直到今天這場遭遇,才叫伏奕澤看到了伏姣身上鮮活的點。
——至少比那位裝模作樣的宋嘉禾順眼。
“嘿,你這小兔崽子!”伏先生覺得眼前這一幕就是把自己的臉扔在地上又被伏姣踩了兩腳,他立馬忍不住了,“你吃我伏家、住我伏家的,現在怎麼有臉說出這種話?好歹我養你這麼多年,你就是這態度……”
“養我?”伏姣打斷了對麵已見老態的男人的唾罵。
青年笑得有些無奈,隻是聲音裡充滿了諷刺,“哪怕說保姆養我也不至於這麼離譜,好歹保姆還給我做過飯,那您呢?您做過什麼?扔下一張銀行卡就覺得萬事大吉,要是這樣的話我現在還您一張銀行卡又有什麼錯呢?”
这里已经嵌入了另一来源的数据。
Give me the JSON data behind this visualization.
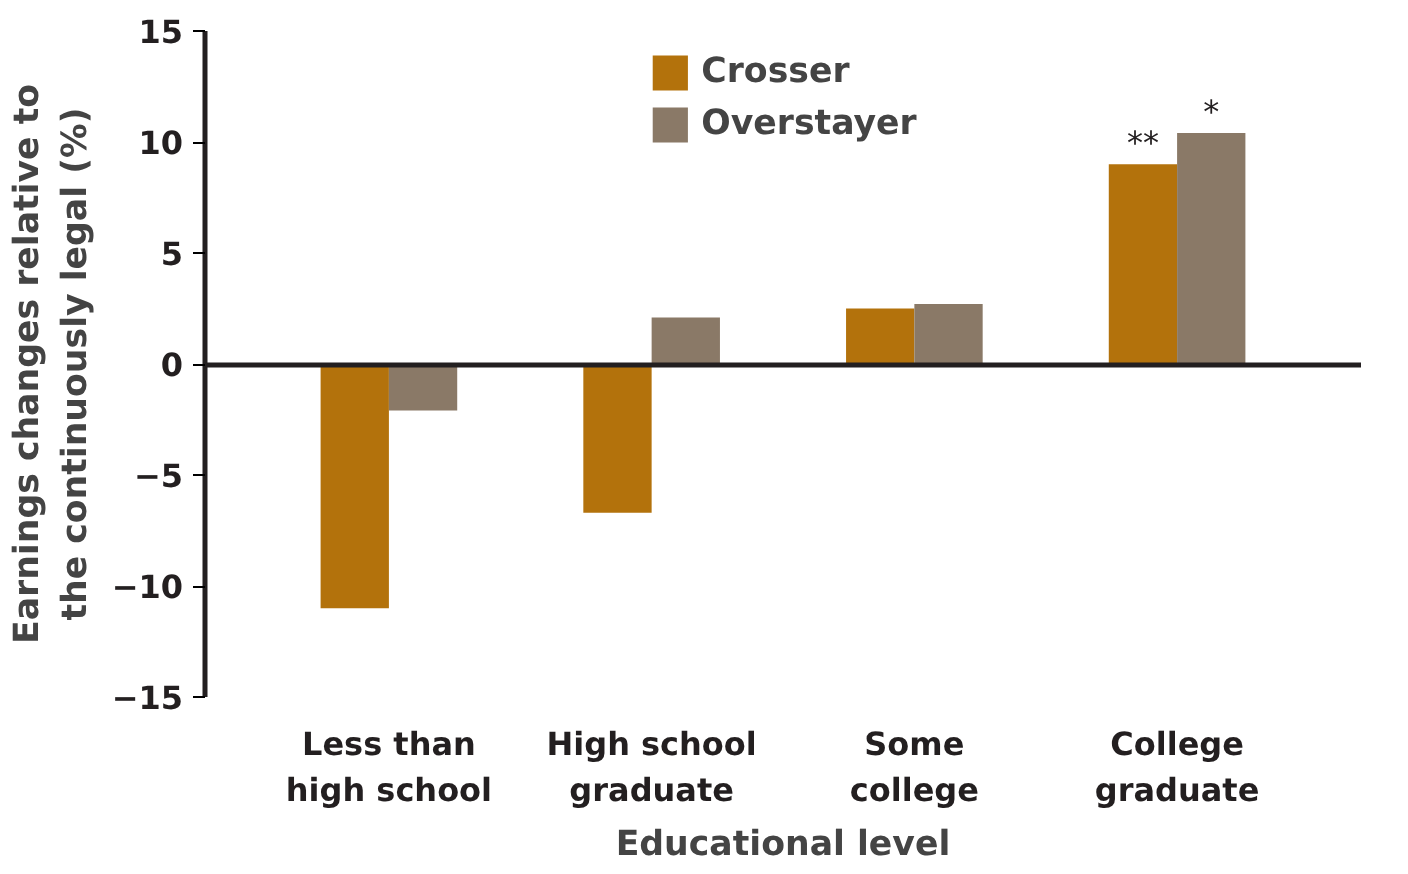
{
  "chart_data": {
    "type": "bar",
    "xlabel": "Educational level",
    "ylabel": "Earnings changes relative to\nthe continuously legal (%)",
    "categories": [
      "Less than\nhigh school",
      "High school\ngraduate",
      "Some\ncollege",
      "College\ngraduate"
    ],
    "series": [
      {
        "name": "Crosser",
        "color": "#b3720c",
        "values": [
          -11.0,
          -6.7,
          2.5,
          9.0
        ]
      },
      {
        "name": "Overstayer",
        "color": "#8a7967",
        "values": [
          -2.1,
          2.1,
          2.7,
          10.4
        ]
      }
    ],
    "ylim": [
      -15,
      15
    ],
    "yticks": [
      {
        "value": -15,
        "label": "−15"
      },
      {
        "value": -10,
        "label": "−10"
      },
      {
        "value": -5,
        "label": "−5"
      },
      0,
      5,
      10,
      15
    ],
    "annotations": [
      {
        "text": "**",
        "x": "College\ngraduate",
        "y": 9.0
      },
      {
        "text": "*",
        "x": "College\ngraduate",
        "y": 10.4
      }
    ],
    "legend": "top"
  }
}
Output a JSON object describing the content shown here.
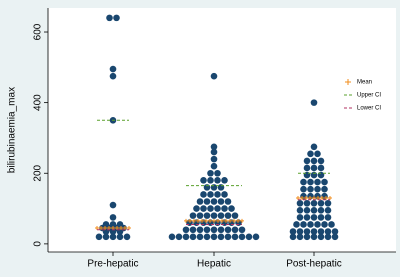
{
  "chart_data": {
    "type": "dot",
    "y_label": "bilirubinaemia_max",
    "categories": [
      "Pre-hepatic",
      "Hepatic",
      "Post-hepatic"
    ],
    "points_color": "#1a476f",
    "points": [
      [
        20,
        20,
        20,
        20,
        20,
        35,
        35,
        35,
        45,
        45,
        45,
        45,
        55,
        55,
        55,
        75,
        110,
        350,
        475,
        495,
        640,
        640
      ],
      [
        20,
        20,
        20,
        20,
        20,
        20,
        20,
        20,
        20,
        20,
        20,
        20,
        20,
        40,
        40,
        40,
        40,
        40,
        40,
        40,
        40,
        40,
        60,
        60,
        60,
        60,
        60,
        60,
        60,
        60,
        80,
        80,
        80,
        80,
        80,
        80,
        80,
        100,
        100,
        100,
        100,
        100,
        100,
        120,
        120,
        120,
        120,
        120,
        140,
        140,
        140,
        140,
        160,
        160,
        160,
        180,
        180,
        180,
        180,
        200,
        200,
        220,
        240,
        260,
        275,
        475
      ],
      [
        20,
        20,
        20,
        20,
        20,
        20,
        20,
        35,
        35,
        35,
        35,
        35,
        35,
        35,
        55,
        55,
        55,
        55,
        55,
        55,
        75,
        75,
        75,
        75,
        75,
        95,
        95,
        95,
        95,
        95,
        115,
        115,
        115,
        115,
        115,
        135,
        135,
        135,
        135,
        155,
        155,
        155,
        155,
        175,
        175,
        175,
        175,
        195,
        195,
        195,
        215,
        215,
        215,
        235,
        235,
        235,
        255,
        255,
        275,
        400
      ]
    ],
    "series": [
      {
        "name": "Mean",
        "color": "#f28e1c",
        "values": [
          45,
          65,
          130
        ]
      },
      {
        "name": "Upper CI",
        "color": "#5aa02c",
        "values": [
          350,
          165,
          200
        ]
      },
      {
        "name": "Lower CI",
        "color": "#b03060",
        "values": [
          40,
          55,
          125
        ]
      }
    ],
    "ylim": [
      -23,
      668
    ],
    "yticks": [
      0,
      200,
      400,
      600
    ]
  }
}
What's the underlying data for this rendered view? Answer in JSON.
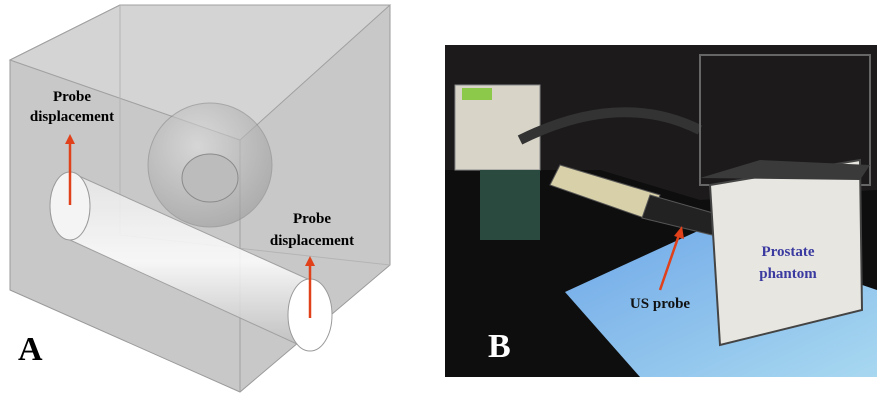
{
  "panels": [
    {
      "label": "A",
      "annotations": [
        {
          "lines": [
            "Probe",
            "displacement"
          ]
        },
        {
          "lines": [
            "Probe",
            "displacement"
          ]
        }
      ]
    },
    {
      "label": "B",
      "annotations": [
        {
          "lines": [
            "US probe"
          ]
        },
        {
          "lines": [
            "Prostate",
            "phantom"
          ]
        }
      ]
    }
  ]
}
伏先生一頓,立馬火了,抬手就捏著一瓷碗扔了出去,“你這沒人要的小畜生!”
“——小心!”
砰!
瓷碗被人用手臂擋著摔在了地上,原先精致的紋路變成了一塊塊殘片,而伏姣則是被忽然衝進了的保鏢護在了懷裡。
李盛穿著黑色的保鏢製服,比起在青年麵前收斂煞氣的模樣,此刻麵對咄咄逼人的伏家人他像是打開了某種開關,臉上的神情冷地像是寒冰,眼裡卻儘是嚇人的淩厲。
“你、你……”伏家人對他的氣勢有些發愣。
李盛摟緊了懷裡低頭沉默的青年,他鷹目一般掃視過眾人,聲音仿佛下一刻就會掉下冰碴子
“有人要的。”
“就算你們伏家破產了,他也有人要的。”
“你是哪裡來的小輩?竟然敢這麼說話?”一直作壁上觀的伏老爺子終於開頭了,他目光陰鷙,瞧著李盛的眼裡滿是不善。
“以後你就知道了。”李盛不再將注意力分給彆人,他忽然將青年橫抱起來,在伏姣抬頭驚訝的神情裡低聲道“我要你。”